Around dusk on Thursday night, it started to rain. Big, splashy drops hurtled from the sky, the kind that make their presence felt as they connect with the back of your shirt. It was the perfect night for a Feist concert.

When the Canadian singer/songwriter and member of indie-rock supergroup Broken Social Scene last played Buffalo, opening for Elvis Costello at the 2007 Rockin’ at the Knox event, she had a similar effect on the weather — her set was cut short by a thunderstorm. So Thursday night’s precipitation was an understandable coincidence — during a show in support of her third record, “The Reminder,” one of the most profound rainy day albums of this decade.

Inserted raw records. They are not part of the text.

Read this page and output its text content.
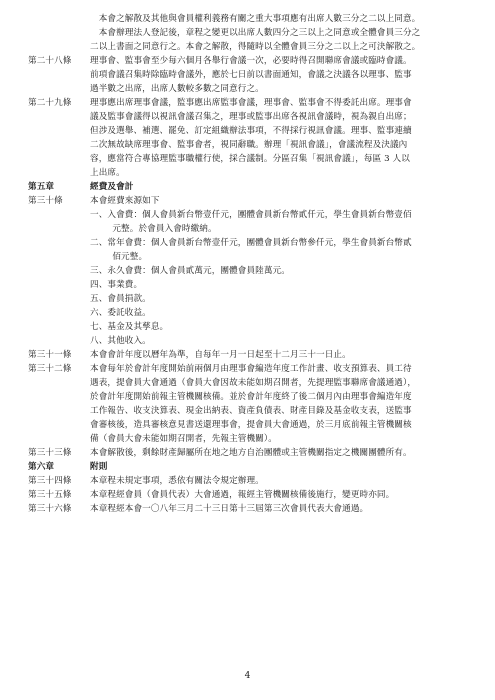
　本會之解散及其他與會員權利義務有關之重大事項應有出席人數三分之二以上同意。
　本會辦理法人登記後，章程之變更以出席人數四分之三以上之同意或全體會員三分之
二以上書面之同意行之。本會之解散，得隨時以全體會員三分之二以上之可決解散之。
第二十八條	理事會、監事會至少每六個月各舉行會議一次，必要時得召開聯席會議或臨時會議。
前項會議召集時除臨時會議外，應於七日前以書面通知，會議之決議各以理事、監事
過半數之出席，出席人數較多數之同意行之。
第二十九條	理事應出席理事會議，監事應出席監事會議，理事會、監事會不得委託出席。理事會
議及監事會議得以視訊會議召集之，理事或監事出席各視訊會議時，視為親自出席；
但涉及選舉、補選、罷免、訂定組織辦法事項，不得採行視訊會議。理事、監事連續
二次無故缺席理事會、監事會者，視同辭職。辦理「視訊會議」，會議流程及決議內
容，應當符合專協理監事職權行使，採合議制。分區召集「視訊會議」，每區 3 人以
上出席。
第五章	經費及會計
第三十條	本會經費來源如下
一、入會費：個人會員新台幣壹仟元，團體會員新台幣貳仟元，學生會員新台幣壹佰
元整。於會員入會時繳納。
二、常年會費：個人會員新台幣壹仟元，團體會員新台幣參仟元，學生會員新台幣貳
佰元整。
三、永久會費：個人會員貳萬元，團體會員陸萬元。
四、事業費。
五、會員捐款。
六、委託收益。
七、基金及其孳息。
八、其他收入。
第三十一條	本會會計年度以曆年為準，自每年一月一日起至十二月三十一日止。
第三十二條	本會每年於會計年度開始前兩個月由理事會編造年度工作計畫、收支預算表、員工待
遇表，提會員大會通過（會員大會因故未能如期召開者，先提理監事聯席會議通過），
於會計年度開始前報主管機關核備。並於會計年度終了後二個月內由理事會編造年度
工作報告、收支決算表、現金出納表、資產負債表、財產目錄及基金收支表，送監事
會審核後，造具審核意見書送還理事會，提會員大會通過，於三月底前報主管機關核
備（會員大會未能如期召開者，先報主管機關）。
第三十三條	本會解散後，剩餘財產歸屬所在地之地方自治團體或主管機關指定之機關團體所有。
第六章	附則
第三十四條	本章程未規定事項，悉依有關法令規定辦理。
第三十五條	本章程經會員（會員代表）大會通過，報經主管機關核備後施行，變更時亦同。
第三十六條	本章程經本會一〇八年三月二十三日第十三屆第三次會員代表大會通過。
4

Given the themes that give “The Reminder” its hypnotic effect, it is no small feat that Feist was able to channel them all onstage in the University at Buffalo’s Center for the Arts, with the help of her versatile four-piece band.

Perhaps the main reason for the show’s success is the singer’s organic, visually engrossing approach to stage design.

After kicking off the show with an interesting vocal/performance art experiment, singing the refrain, “Help is on its way,” while having her profile silhouetted against a white screen at the front of the stage, Feist broke into “When I Was a Young Girl,” a haunting blues tune that’s a bit of a rainstorm in and of itself. Beginning as an a cappella statement, the song slowly boiled over, driven by a pulsating, tympani-sticks-on-tom-toms beat and jittery, Dick Dale-esque guitar licks.

Once this song, one of the darkest in Feist’s oeuvre, had reached its crescendo-climax, the singer broke into one of the sunniest tunes in recent memory, “Mushaboom,” off her 2004 album “Let It Die.” This lovely, infectious acoustic pop song captures the inherent beauty of a loving family working hard to make ends meet, growing lilacs and buttercups in the garden of their rented house.

The rest of the evening continued to reveal that this artist’s gifts as a songwriter are equaled by her instincts as a performer. Constantly flanked by her ambidextrous quartet, which seemed to exchange instruments before every song, Feist presented each song as a unique sonic and lyrical statement. Ballads like “The Park” and “Brandy Alexander” shone with delicate light, while driving rock songs like “My Moon My Man” and “Sea Lion Woman” featured raw, slithering grooves that did justice to their titles.

Appeared in the May 2, 2008, issue of The Buffalo News.